Da antiga constituição da União Soviética, dois países estão entre os que mantém a liga em andamento. Na Bielorrússia, inclusive, os jogos têm até presença de público. O presidente do país, Alexander Lukashenko, chegou a dizer semanas atrás que a doença deveria ser combatida com vodca, sauna e trabalhos com o trator. Apesar disso, já foram registrados quase 5 mil casos da doença no local e alguns exemplos de insatisfação.

Renan Bressan morou cinco anos na Bielorrúsia e defendeu a seleção do país Foto: Alessandro Garofalo/Reuters

Torcedores de alguns times se recusaram a ir aos jogoss para evitar a contaminação. Em vez disso, colocam nos assentos dos estádios fotos, manequins e camisas de futebol. Quem joga lá tem a mesma opinião. "Na minha opinião teria de parar, sim, o futebol. Aqui o calendário teria de adiar, parar os jogos e os treinos", disse o atacante brasileiro Gabriel Ramos, do Torpedo Zhodino. 

O meia brasileiro Renan Bressan, atualmente no Paraná, morou por cinco anos no país e defendeu a seleção local. Agora à distância, ele acompanha com surpresa a manutenção do campeonato local e cita lido no noticiário que a média de público caiu pela metade até nas partidas do BATE Borisov, o mais importante e vitorioso clube. 

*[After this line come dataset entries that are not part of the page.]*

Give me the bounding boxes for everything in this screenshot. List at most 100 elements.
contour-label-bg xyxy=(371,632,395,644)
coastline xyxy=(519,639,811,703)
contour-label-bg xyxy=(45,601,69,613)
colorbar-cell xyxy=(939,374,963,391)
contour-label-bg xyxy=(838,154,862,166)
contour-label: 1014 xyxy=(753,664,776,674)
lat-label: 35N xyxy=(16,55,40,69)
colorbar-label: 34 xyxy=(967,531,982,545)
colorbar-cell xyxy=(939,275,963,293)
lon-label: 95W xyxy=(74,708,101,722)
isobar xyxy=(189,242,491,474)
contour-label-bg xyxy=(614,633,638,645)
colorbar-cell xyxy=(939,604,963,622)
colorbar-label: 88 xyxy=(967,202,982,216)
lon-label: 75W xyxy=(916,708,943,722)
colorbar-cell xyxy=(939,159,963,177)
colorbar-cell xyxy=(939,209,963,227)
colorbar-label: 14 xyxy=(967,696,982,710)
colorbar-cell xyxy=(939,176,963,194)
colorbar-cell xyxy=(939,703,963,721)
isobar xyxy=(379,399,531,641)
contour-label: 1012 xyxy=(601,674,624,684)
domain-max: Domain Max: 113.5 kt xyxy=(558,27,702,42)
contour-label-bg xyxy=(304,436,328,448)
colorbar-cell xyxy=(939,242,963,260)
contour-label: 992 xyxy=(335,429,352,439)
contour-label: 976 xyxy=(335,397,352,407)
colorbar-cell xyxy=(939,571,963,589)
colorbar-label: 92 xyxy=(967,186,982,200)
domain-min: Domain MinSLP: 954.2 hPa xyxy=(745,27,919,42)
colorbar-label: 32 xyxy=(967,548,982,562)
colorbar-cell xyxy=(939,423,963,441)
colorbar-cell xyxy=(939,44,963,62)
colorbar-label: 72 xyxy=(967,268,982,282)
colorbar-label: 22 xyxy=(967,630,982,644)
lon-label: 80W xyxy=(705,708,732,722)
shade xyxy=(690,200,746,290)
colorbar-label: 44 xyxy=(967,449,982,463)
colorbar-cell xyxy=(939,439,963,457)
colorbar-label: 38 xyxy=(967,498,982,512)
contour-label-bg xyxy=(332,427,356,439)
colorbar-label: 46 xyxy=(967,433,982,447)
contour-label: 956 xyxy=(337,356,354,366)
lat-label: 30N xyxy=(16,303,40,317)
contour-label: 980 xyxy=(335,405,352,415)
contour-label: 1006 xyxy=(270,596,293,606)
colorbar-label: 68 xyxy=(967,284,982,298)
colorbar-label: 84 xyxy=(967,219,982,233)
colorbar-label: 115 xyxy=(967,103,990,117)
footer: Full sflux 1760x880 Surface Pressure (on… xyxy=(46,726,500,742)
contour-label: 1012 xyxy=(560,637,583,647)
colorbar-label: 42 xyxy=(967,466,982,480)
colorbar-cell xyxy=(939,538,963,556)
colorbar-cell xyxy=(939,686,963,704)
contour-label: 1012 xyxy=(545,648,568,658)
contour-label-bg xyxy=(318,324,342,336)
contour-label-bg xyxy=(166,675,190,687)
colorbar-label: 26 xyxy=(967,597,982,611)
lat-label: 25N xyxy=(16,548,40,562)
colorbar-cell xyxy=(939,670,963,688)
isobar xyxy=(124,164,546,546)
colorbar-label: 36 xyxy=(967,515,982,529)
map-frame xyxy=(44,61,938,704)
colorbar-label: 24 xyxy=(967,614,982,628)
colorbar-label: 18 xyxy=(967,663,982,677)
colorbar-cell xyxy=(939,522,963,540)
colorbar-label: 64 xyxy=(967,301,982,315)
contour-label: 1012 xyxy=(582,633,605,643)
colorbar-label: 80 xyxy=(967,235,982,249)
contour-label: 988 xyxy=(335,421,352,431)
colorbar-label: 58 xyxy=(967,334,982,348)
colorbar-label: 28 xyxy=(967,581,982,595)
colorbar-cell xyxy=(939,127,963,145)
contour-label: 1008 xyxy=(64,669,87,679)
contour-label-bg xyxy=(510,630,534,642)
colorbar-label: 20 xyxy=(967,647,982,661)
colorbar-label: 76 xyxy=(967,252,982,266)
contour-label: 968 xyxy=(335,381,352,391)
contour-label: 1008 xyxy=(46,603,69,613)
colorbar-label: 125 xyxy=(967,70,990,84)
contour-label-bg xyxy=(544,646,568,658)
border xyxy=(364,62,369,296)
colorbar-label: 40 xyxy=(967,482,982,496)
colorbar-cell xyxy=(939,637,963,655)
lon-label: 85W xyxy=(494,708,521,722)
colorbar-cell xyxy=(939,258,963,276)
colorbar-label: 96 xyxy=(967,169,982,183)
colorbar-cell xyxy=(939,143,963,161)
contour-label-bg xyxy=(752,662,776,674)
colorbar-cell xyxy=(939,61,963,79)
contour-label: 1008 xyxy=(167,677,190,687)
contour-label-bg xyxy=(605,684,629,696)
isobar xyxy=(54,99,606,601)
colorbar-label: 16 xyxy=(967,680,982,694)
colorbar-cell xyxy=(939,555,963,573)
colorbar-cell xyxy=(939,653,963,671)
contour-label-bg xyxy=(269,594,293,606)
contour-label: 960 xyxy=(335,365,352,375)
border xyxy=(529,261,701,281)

Apesar de manter o campeonato e poder receber torcida, Bielorrúsia sofre com a falta de público Foto: Vasily Fedosenko/Reuters

Bressan afirma que algumas características do país ajudam a explicar a decisão de se continuar com a liga. "É um pais bem menor, em que não entra tanta gente. É muito mais fácil para controlar", disse. "Eles têm uma cultura do estilo da União Soviética, bem mais fechada. Mas não tem nada disso de ditadura. As pessoas têm liberdade. Só que existe mais rigor e controle nas coisas, com mais regras", completou.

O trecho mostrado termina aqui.